Important Information About the Proposed Transaction and Where to Find It:

In connection with the proposed transaction, ICE intends to file with the SEC a registration statement on Form S-4, which will include a joint proxy statement/prospectus with respect to the proposed acquisition of NYSE Euronext. The final joint proxy statement/prospectus will be delivered to the stockholders of ICE and NYSE Euronext. Investors and security holders of both ICE and NYSE Euronext are urged to read the joint proxy statement/prospectus regarding the proposed transaction carefully and in its entirety, including any documents previously filed with the SEC and incorporated by reference into the joint proxy statement/prospectus, when it becomes available because it will contain important information regarding ICE, NYSE Euronext and the proposed merger. Investors will be able to obtain a free copy of the joint proxy statement/prospectus, as well as other filings containing information about ICE and NYSE Euronext, without charge, at the SEC’s website at http://www.sec.gov. Investors may also obtain these documents, without charge, from ICE’s website at http://www.theice.com.

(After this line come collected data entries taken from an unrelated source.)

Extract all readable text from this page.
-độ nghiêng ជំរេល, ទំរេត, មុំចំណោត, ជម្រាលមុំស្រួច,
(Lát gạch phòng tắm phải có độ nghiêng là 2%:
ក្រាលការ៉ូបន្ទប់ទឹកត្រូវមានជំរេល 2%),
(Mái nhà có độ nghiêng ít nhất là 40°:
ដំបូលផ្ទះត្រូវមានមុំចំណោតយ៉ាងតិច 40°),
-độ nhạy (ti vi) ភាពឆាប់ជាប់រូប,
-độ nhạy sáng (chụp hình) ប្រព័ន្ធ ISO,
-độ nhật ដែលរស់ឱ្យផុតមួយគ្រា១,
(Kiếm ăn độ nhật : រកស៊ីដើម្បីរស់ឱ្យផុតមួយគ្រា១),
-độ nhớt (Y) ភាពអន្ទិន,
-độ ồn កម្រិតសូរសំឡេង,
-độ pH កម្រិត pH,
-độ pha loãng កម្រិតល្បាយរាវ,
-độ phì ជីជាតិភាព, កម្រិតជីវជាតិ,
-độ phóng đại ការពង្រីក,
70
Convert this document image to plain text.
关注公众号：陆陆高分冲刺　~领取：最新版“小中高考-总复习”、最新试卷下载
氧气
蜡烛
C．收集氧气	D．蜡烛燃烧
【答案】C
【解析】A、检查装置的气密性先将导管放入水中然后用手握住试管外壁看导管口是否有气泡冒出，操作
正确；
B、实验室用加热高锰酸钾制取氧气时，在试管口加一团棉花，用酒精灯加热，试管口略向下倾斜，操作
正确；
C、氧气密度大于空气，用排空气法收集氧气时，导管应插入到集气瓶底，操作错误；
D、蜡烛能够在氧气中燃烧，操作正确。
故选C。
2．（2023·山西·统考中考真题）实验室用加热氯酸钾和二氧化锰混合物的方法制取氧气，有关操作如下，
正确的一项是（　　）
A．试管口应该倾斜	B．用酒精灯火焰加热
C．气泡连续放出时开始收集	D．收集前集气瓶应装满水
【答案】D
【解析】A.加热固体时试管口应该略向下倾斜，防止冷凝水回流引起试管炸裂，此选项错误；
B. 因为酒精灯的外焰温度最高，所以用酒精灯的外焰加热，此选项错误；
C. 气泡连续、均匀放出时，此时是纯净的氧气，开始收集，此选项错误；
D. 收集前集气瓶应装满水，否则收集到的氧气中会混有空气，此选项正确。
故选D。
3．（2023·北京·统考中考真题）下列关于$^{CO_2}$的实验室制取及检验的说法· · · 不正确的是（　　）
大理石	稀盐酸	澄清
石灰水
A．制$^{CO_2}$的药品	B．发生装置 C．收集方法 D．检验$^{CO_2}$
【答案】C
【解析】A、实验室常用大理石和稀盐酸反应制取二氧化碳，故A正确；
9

Participants in the Merger Solicitation:

ICE, NYSE Euronext and their respective directors, executive officers and other members of management and employees may be deemed to be participants in the solicitation of proxies in respect of the transactions contemplated by the merger agreement. You can find information about ICE and ICE’s directors and executive officers in ICE’s Annual Report on Form 10-K for the year ended December 31, 2011, as filed with the SEC on February 8, 2012, and ICE’s proxy statement for its 2012 annual meeting of stockholders, as filed with the SEC on March 30, 2012. You can find information about NYSE Euronext and NYSE Euronext’s directors and executive officers in NYSE Euronext’s Annual Report on Form 10-K for the year ended December 31, 2011, as filed with the SEC on February 29, 2012, and NYSE Euronext’s proxy statement for its 2012 annual meeting of stockholders, filed with the SEC on March 26, 2012. Additional information about the interests of potential participants will be included in the joint proxy statement/prospectuses, if and when it becomes available, and the other relevant documents filed by ICE and NYSE Euronext with the SEC.